En plena Guerra Civil española un joven catalán de 21 años trató de escapar por una ventana descolgándose por un tubo que cedió ante su peso. Cayó encima de una reja metálica y en una de las varillas -una verdadera lanza- quedó ensartado por la cabeza. El hierro penetró su cráneo por encima de la patilla izquierda, pasó a través de los lóbulos frontales afectando el ojo, que perdió, y salió por la sien derecha. Para llevarlo al hospital fue necesario cortar la pieza metálica. Los extremos quedaron sobresaliendo como un par de pequeños cuernos.
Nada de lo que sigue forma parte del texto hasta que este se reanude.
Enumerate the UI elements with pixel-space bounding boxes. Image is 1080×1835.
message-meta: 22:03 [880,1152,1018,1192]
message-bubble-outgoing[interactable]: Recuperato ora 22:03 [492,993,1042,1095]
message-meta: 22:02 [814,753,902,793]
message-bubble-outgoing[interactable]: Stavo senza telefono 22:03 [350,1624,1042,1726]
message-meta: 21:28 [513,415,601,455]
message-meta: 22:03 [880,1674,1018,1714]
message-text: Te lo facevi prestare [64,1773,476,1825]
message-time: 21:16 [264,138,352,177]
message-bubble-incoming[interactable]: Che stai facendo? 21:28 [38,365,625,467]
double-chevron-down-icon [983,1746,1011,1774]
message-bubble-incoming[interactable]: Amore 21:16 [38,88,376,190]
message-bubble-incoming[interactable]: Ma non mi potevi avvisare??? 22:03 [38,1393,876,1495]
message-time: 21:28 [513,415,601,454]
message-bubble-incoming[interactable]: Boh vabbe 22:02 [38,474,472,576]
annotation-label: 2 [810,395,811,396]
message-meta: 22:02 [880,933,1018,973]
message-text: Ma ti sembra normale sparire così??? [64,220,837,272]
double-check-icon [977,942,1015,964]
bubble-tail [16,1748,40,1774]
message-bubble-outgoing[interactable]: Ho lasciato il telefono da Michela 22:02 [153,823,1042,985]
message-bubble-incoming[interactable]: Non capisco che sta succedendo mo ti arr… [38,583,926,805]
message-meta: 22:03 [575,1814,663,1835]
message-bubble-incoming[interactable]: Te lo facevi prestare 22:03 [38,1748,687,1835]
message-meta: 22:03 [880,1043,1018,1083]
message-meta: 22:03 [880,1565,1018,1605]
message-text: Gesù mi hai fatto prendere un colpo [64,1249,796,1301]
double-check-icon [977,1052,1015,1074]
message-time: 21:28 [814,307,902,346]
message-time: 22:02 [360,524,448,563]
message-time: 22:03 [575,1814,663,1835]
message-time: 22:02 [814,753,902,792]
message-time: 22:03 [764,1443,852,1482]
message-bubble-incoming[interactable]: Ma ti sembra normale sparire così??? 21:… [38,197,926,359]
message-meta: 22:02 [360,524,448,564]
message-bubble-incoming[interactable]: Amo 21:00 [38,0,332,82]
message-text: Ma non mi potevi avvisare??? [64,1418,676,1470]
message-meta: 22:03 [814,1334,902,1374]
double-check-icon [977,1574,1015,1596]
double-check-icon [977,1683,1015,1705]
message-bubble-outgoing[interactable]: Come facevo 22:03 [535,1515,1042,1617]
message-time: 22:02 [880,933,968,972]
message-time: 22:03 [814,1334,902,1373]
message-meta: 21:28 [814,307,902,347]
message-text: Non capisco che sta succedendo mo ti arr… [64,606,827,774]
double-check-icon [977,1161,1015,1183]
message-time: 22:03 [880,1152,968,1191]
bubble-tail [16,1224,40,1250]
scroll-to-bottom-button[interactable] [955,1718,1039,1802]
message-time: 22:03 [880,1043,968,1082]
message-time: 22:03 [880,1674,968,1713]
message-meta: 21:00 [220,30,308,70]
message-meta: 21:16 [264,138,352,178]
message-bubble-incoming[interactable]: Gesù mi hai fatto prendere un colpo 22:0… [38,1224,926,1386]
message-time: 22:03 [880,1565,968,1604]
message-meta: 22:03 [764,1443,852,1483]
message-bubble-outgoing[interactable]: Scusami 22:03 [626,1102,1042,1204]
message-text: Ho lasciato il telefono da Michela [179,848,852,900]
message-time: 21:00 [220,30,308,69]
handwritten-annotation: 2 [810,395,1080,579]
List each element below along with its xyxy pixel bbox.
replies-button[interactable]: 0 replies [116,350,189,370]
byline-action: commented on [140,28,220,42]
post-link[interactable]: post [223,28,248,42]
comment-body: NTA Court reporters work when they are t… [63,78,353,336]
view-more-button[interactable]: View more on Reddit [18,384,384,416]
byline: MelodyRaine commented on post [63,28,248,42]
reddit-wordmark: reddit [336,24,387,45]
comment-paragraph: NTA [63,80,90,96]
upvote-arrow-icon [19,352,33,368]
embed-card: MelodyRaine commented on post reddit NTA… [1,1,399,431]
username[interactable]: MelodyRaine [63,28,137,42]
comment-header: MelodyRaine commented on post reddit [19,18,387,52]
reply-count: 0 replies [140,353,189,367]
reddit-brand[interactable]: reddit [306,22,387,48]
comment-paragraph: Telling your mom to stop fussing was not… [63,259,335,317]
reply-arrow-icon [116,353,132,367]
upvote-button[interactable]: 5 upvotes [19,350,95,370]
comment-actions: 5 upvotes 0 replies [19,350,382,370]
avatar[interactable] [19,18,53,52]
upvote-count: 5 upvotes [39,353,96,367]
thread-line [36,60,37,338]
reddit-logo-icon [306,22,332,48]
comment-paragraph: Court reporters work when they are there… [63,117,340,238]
El accidentado, que no perdió el conocimiento y colaboró con su rescate, sobrevivió más de seis décadas con la lesión cerebral. Después de la guerra, se casó con la novia que tenía desde los 18 años. Tuvieron dos hijos y el resto de su vida trabajó en una empresa familiar. El accidente tuvo consecuencias similares a las de Cage –impaciencia, impulsividad, hiperactividad, poca persistencia e incapacidad para acabar tareas- pero no condujo a ningún síntoma antisocial. Su familia fue crucial en el proceso de rehabilitación. Necesitaba supervisión permanente aún para asuntos cotidianos. Una de sus hijas anotaba que desde pequeña supo que debía proteger a su padre. El afectado fue siempre alegre como un niño. No sufrió ataques inusuales de rabia, irritabilidad u hostilidad ni tuvo nunca problemas con la ley.
Algunos rasgos de la personalidad y el comportamiento se alteran con las lesiones cerebrales. Y el entorno puede agravar, o matizar, las secuelas.